Comparative analysis of human conjunctival and corneal epithelial gene expression with oligonucleotide microarrays

Abstract

Purpose: To determine global mRNA expression levels in corneal and conjunctival epithelia and identify transcripts that exhibit preferential tissue expression.

Methods: cDNA samples derived from human conjunctival and corneal epithelia were hybridized in three independent experiments to a commercial oligonucleotide array representing more than 22,000 transcripts. The resultant signal intensities and microarray software transcript present/absent calls were used in conjunction with the local pooled error (LPE) statistical method to identify transcripts that are preferentially or exclusively expressed in one of the two tissues at significant levels (expression >1% of the beta-actin level). EASE (Expression Analysis Systematic Explorer software) was used to identify biological systems comparatively overrepresented in either epithelium. Immuno-, and cytohistochemistry was performed to validate or expand on selected results of interest.

Results: The analysis identified 332 preferential and 93 exclusive significant corneal epithelial transcripts. The corresponding numbers of conjunctival epithelium transcripts were 592 and 211, respectively. The overrepresented biological processes in the cornea were related to cell adhesion and oxiredox equilibria and cytoprotection activities. In the conjunctiva, the biological processes that were most prominent were related to innate immunity and melanogenesis. Immunohistochemistry for antigen-presenting cells and melanocytes was consistent with these gene signatures. The transcript comparison identified a substantial number of genes that have either not been identified previously or are not known to be highly expressed in these two epithelia, including testican-1, ECM1, formin, CRTAC1, and NQO1 in the cornea and, in the conjunctiva, sPLA(2)-IIA, lipocalin 2, IGFBP3, multiple MCH class II proteins, and the Na-Pi cotransporter type IIb.
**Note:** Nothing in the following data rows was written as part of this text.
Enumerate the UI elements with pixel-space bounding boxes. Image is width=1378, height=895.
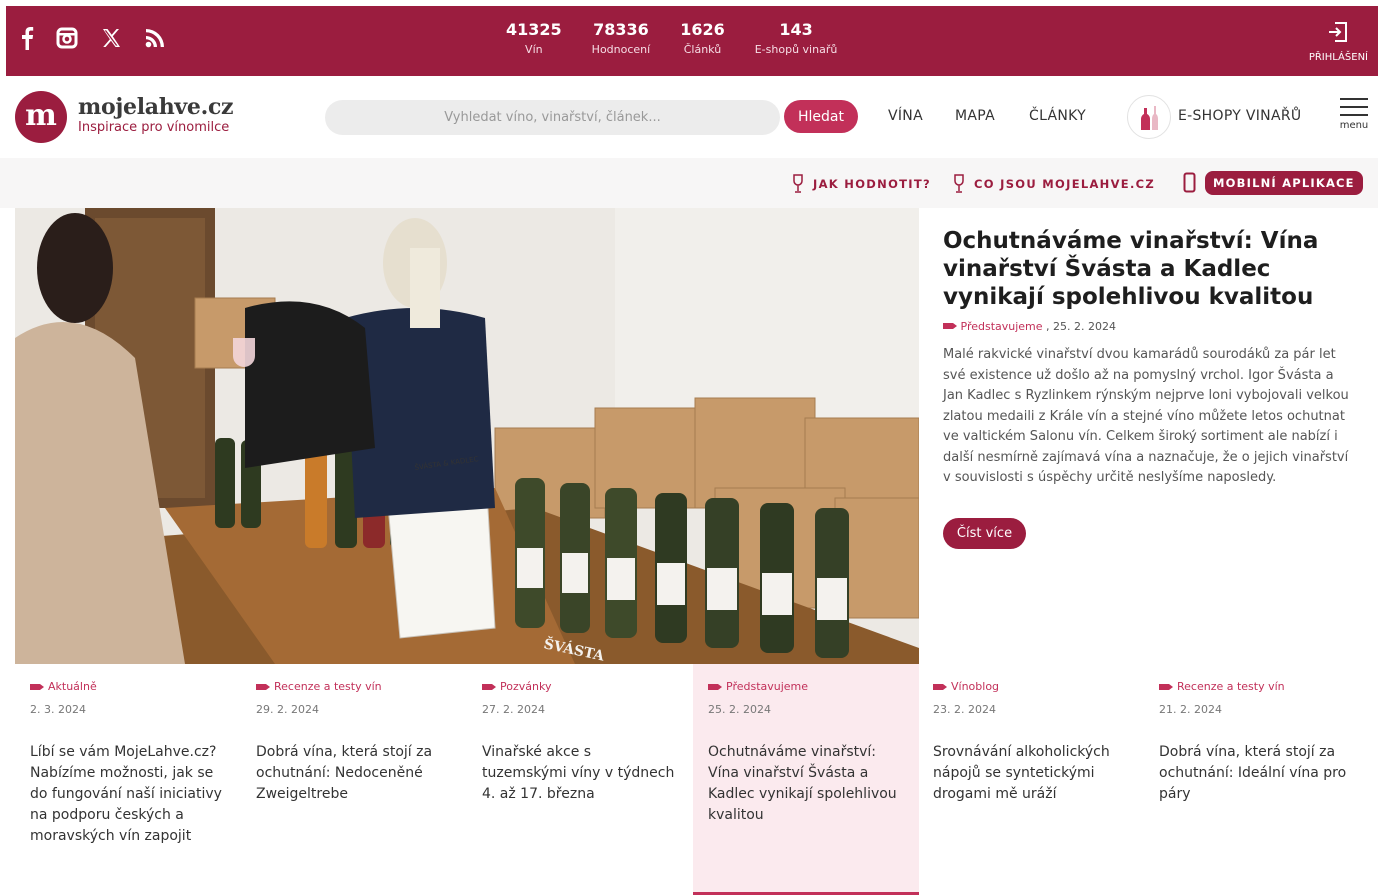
rss-icon[interactable] <box>144 27 166 49</box>
tag-icon <box>708 683 722 690</box>
wine-glass-icon <box>793 174 803 193</box>
hero-excerpt: Malé rakvické vinařství dvou kamarádů so… <box>943 347 1349 485</box>
mobile-app-button[interactable]: MOBILNÍ APLIKACE <box>1205 171 1363 195</box>
menu-label: menu <box>1339 120 1369 131</box>
tag-icon <box>933 683 947 690</box>
instagram-icon[interactable] <box>56 27 78 49</box>
card-date: 25. 2. 2024 <box>708 703 771 716</box>
hero-date: , 25. 2. 2024 <box>1046 320 1117 333</box>
card-title[interactable]: Vinařské akce s tuzemskými víny v týdnec… <box>482 742 678 805</box>
logo-tagline: Inspirace pro vínomilce <box>78 120 230 135</box>
read-more-button[interactable]: Číst více <box>943 518 1026 549</box>
hero-image[interactable]: ŠVÁSTA ŠVÁSTA & KADLEC <box>15 208 919 664</box>
search-input[interactable] <box>325 100 780 135</box>
stat-label: Článků <box>683 43 722 56</box>
hero-meta: Představujeme , 25. 2. 2024 <box>943 320 1116 333</box>
login-label: PŘIHLÁŠENÍ <box>1308 52 1368 63</box>
nav-map[interactable]: MAPA <box>955 108 995 124</box>
stat-number: 143 <box>779 20 813 39</box>
card-date: 27. 2. 2024 <box>482 703 545 716</box>
article-card[interactable]: Recenze a testy vín 21. 2. 2024 Dobrá ví… <box>1144 664 1370 895</box>
tag-icon <box>482 683 496 690</box>
tag-icon <box>256 683 270 690</box>
card-category[interactable]: Vínoblog <box>933 680 1129 693</box>
article-card[interactable]: Recenze a testy vín 29. 2. 2024 Dobrá ví… <box>241 664 467 895</box>
hero-category[interactable]: Představujeme <box>961 320 1043 333</box>
nav-eshops[interactable]: E-SHOPY VINAŘŮ <box>1178 108 1301 124</box>
wine-glass-icon <box>954 174 964 193</box>
how-to-rate-link[interactable]: JAK HODNOTIT? <box>813 177 931 191</box>
stat-wines[interactable]: 41325 Vín <box>506 20 562 58</box>
search-button[interactable]: Hledat <box>784 100 858 133</box>
wine-bottles-icon[interactable] <box>1127 95 1171 139</box>
article-card[interactable]: Aktuálně 2. 3. 2024 Líbí se vám MojeLahv… <box>15 664 241 895</box>
tag-icon <box>30 683 44 690</box>
stat-articles[interactable]: 1626 Článků <box>680 20 725 58</box>
card-title[interactable]: Líbí se vám MojeLahve.cz? Nabízíme možno… <box>30 742 226 847</box>
login-button[interactable]: PŘIHLÁŠENÍ <box>1309 20 1368 63</box>
site-header: m mojelahve.cz Inspirace pro vínomilce H… <box>0 76 1378 158</box>
menu-button[interactable]: menu <box>1336 98 1372 131</box>
logo-mark[interactable]: m <box>15 91 67 143</box>
site-stats: 41325 Vín 78336 Hodnocení 1626 Článků 14… <box>506 20 837 58</box>
about-link[interactable]: CO JSOU MOJELAHVE.CZ <box>974 177 1155 191</box>
stat-label: Hodnocení <box>591 43 651 56</box>
social-links <box>20 26 166 50</box>
facebook-icon[interactable] <box>20 26 34 50</box>
stat-label: E-shopů vinařů <box>754 43 838 56</box>
tag-icon <box>943 323 957 329</box>
card-title[interactable]: Srovnávání alkoholických nápojů se synte… <box>933 742 1129 805</box>
card-title[interactable]: Dobrá vína, která stojí za ochutnání: Ne… <box>256 742 452 805</box>
article-card[interactable]: Pozvánky 27. 2. 2024 Vinařské akce s tuz… <box>467 664 693 895</box>
stat-ratings[interactable]: 78336 Hodnocení <box>592 20 651 58</box>
card-date: 23. 2. 2024 <box>933 703 996 716</box>
article-card-active[interactable]: Představujeme 25. 2. 2024 Ochutnáváme vi… <box>693 664 919 895</box>
nav-articles[interactable]: ČLÁNKY <box>1029 108 1086 124</box>
article-card[interactable]: Vínoblog 23. 2. 2024 Srovnávání alkoholi… <box>918 664 1144 895</box>
card-date: 21. 2. 2024 <box>1159 703 1222 716</box>
card-category[interactable]: Představujeme <box>708 680 904 693</box>
logo-name[interactable]: mojelahve.cz <box>78 94 234 120</box>
info-bar: JAK HODNOTIT? CO JSOU MOJELAHVE.CZ MOBIL… <box>0 158 1378 208</box>
hamburger-icon <box>1340 98 1368 100</box>
x-icon[interactable] <box>100 27 122 49</box>
card-date: 2. 3. 2024 <box>30 703 86 716</box>
stat-number: 1626 <box>680 20 725 39</box>
tag-icon <box>1159 683 1173 690</box>
stat-number: 78336 <box>593 20 649 39</box>
top-stats-bar: 41325 Vín 78336 Hodnocení 1626 Článků 14… <box>6 6 1378 76</box>
stat-eshops[interactable]: 143 E-shopů vinařů <box>755 20 838 58</box>
card-title[interactable]: Dobrá vína, která stojí za ochutnání: Id… <box>1159 742 1355 805</box>
card-category[interactable]: Recenze a testy vín <box>1159 680 1355 693</box>
card-date: 29. 2. 2024 <box>256 703 319 716</box>
stat-number: 41325 <box>506 20 562 39</box>
phone-icon <box>1183 172 1196 193</box>
card-title[interactable]: Ochutnáváme vinařství: Vína vinařství Šv… <box>708 742 904 826</box>
stat-label: Vín <box>525 43 543 56</box>
nav-wines[interactable]: VÍNA <box>888 108 923 124</box>
card-category[interactable]: Aktuálně <box>30 680 226 693</box>
hero-title[interactable]: Ochutnáváme vinařství: Vína vinařství Šv… <box>943 227 1363 311</box>
card-category[interactable]: Recenze a testy vín <box>256 680 452 693</box>
login-icon <box>1329 22 1348 42</box>
card-category[interactable]: Pozvánky <box>482 680 678 693</box>
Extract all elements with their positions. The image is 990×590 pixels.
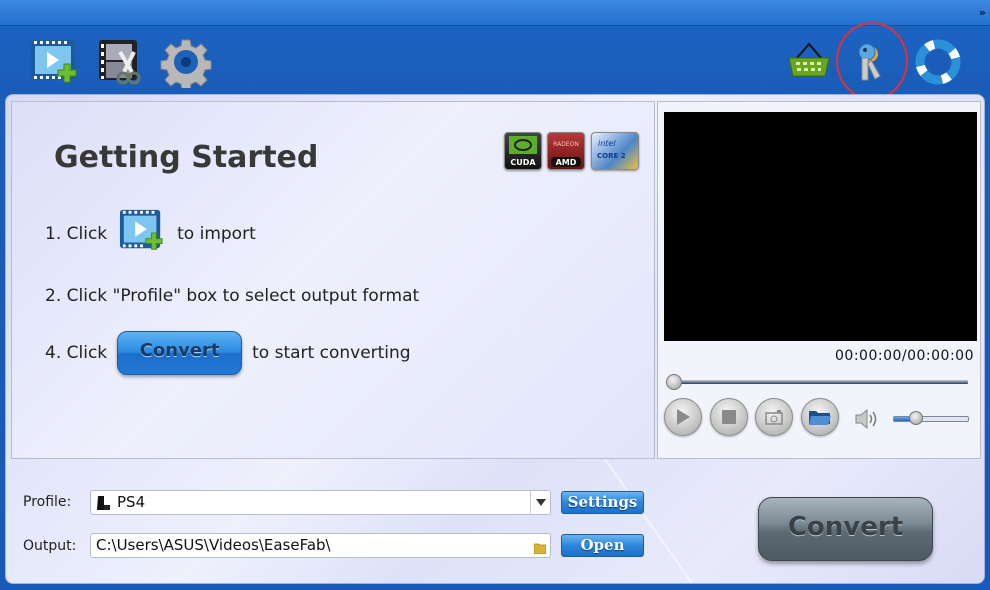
settings-gear-icon xyxy=(160,39,212,91)
edit-video-button[interactable] xyxy=(96,36,148,88)
main-panel: Getting Started CUDA RADEON AMD intel CORE… xyxy=(5,94,985,584)
intel-badge-label: CORE 2 xyxy=(597,152,626,160)
snapshot-button[interactable] xyxy=(755,398,793,436)
amd-badge-label: AMD xyxy=(556,158,577,167)
getting-started-panel: Getting Started CUDA RADEON AMD intel CORE… xyxy=(11,101,655,459)
add-video-icon xyxy=(120,209,163,250)
step-4-prefix: 4. Click xyxy=(45,343,108,363)
lifebuoy-icon xyxy=(915,39,961,85)
buy-button[interactable] xyxy=(783,36,835,88)
chevron-down-icon xyxy=(535,499,546,506)
stop-icon xyxy=(722,410,736,424)
open-folder-button[interactable] xyxy=(801,398,839,436)
seek-slider[interactable] xyxy=(666,374,968,390)
speaker-icon xyxy=(855,408,877,430)
profile-value: PS4 xyxy=(117,493,146,511)
highlight-circle xyxy=(836,22,908,100)
convert-button[interactable]: Convert xyxy=(758,497,933,561)
cuda-badge: CUDA xyxy=(504,132,542,170)
volume-knob[interactable] xyxy=(909,411,924,425)
volume-slider[interactable] xyxy=(893,411,969,425)
step-convert: 4. Click Convert to start converting xyxy=(45,331,411,375)
add-video-button[interactable] xyxy=(28,36,80,88)
help-button[interactable] xyxy=(912,36,964,88)
profile-select[interactable]: PS4 xyxy=(90,490,551,515)
play-icon xyxy=(677,409,690,425)
guide-title: Getting Started xyxy=(54,140,319,175)
stop-button[interactable] xyxy=(710,398,748,436)
open-output-button[interactable]: Open xyxy=(561,534,644,557)
more-options-button[interactable]: » xyxy=(979,6,986,19)
guide-convert-button[interactable]: Convert xyxy=(117,331,243,375)
output-label: Output: xyxy=(23,538,77,554)
title-bar: » xyxy=(0,0,990,26)
settings-button[interactable]: Settings xyxy=(561,491,644,514)
playback-time: 00:00:00/00:00:00 xyxy=(835,348,974,364)
folder-icon xyxy=(533,543,547,555)
preview-panel: 00:00:00/00:00:00 xyxy=(657,101,981,459)
play-button[interactable] xyxy=(664,398,702,436)
intel-core2-badge: intel CORE 2 xyxy=(591,132,639,170)
profile-dropdown-button[interactable] xyxy=(530,491,550,514)
options-button[interactable] xyxy=(160,36,212,91)
svg-text:RADEON: RADEON xyxy=(553,141,579,148)
camera-icon xyxy=(765,410,783,425)
volume-button[interactable] xyxy=(854,408,880,434)
seek-track xyxy=(672,380,968,384)
video-preview-screen xyxy=(664,112,977,341)
svg-text:intel: intel xyxy=(598,139,616,148)
app-window: » Getting Started CUDA RADEON AMD intel … xyxy=(0,0,990,590)
output-path-input[interactable]: C:\Users\ASUS\Videos\EaseFab\ xyxy=(90,533,551,558)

Conclusions: Comparative gene expression profiling leads to the identification of many biological processes and previously unknown genes that are potentially active in the function of corneal and conjunctival epithelia.

Figure 1

Biochip profiles (Agilent, Palo Alto, CA) of total RNA isolated from Dispase-released corneal and conjunctival epithelia.

Figure 2

Heat map for unsupervised hierarchical sample clustering of corneal and conjunctival transcripts with significant expression. Whole transcript sets for three conjunctival (Cnj1-3) and three corneal (Co1-3) samples were clustered by the unsupervised hierarchical sample method (Pearson correlation similarity measurement) to generate a sample tree (vertical lines). Note that the process has correctly clustered the two cell types. The 1228 statistically different transcripts (803 for the Cnj and 425 for the Co samples) are shown as individual horizontal color-coded lines within this sample tree, where color represents relative expression level in a base 10 logarithmic scale. The color code is shown in the right side bar.

Figure 3

Hierarchical tree of GO ontology processes significantly overrepresented in the Cnj epithelium.

Figure 4

Immunolocalization of sPLA₂-IIA and HLA-II antigen presenting cells in freshly isolated human conjunctival epithelium. Cryosections (5–8 mm thick) fixed in ice-cold methanol were probed with anti-human sPLA2-IIA and HLA-II antibodies. (A) Low magnification demonstrates that the sPLA2-IIA protein predominantly labeled to immature and mature Goblet cells. (B) Higher magnification of the asterisk-marked area reveals that the sPLA2-IIA protein was distributed in both Goblet and non-Goblet cells in vesicular granules structures within or in proximity to the plasma membrane. In surface goblet cells undergoing degranulation, numerous vesicle profiles were observed migrating toward the cell secretory pit, whereas vesicular density at the membrane wall appeared markedly reduced. Cells containing very high levels of HLA-II antigen distributed between the Cnj epithelial stratum (C). (A, C, insets) Results for the cornea.

Figure 5

Fontana-Mason stain of the mucocutaneous zone of human conjunctiva and immunostain for TYRP1 in the palpebral conjunctiva (inset). Note the high frequency of stained cells in the basal layer in both cases.

Figure 6

Distribution of NADPH reductase activity in the conjunctival and corneal epithelium. Activity was found in the basal stratum of the corneal epithelium (A) but not in the conjunctival epithelium (B).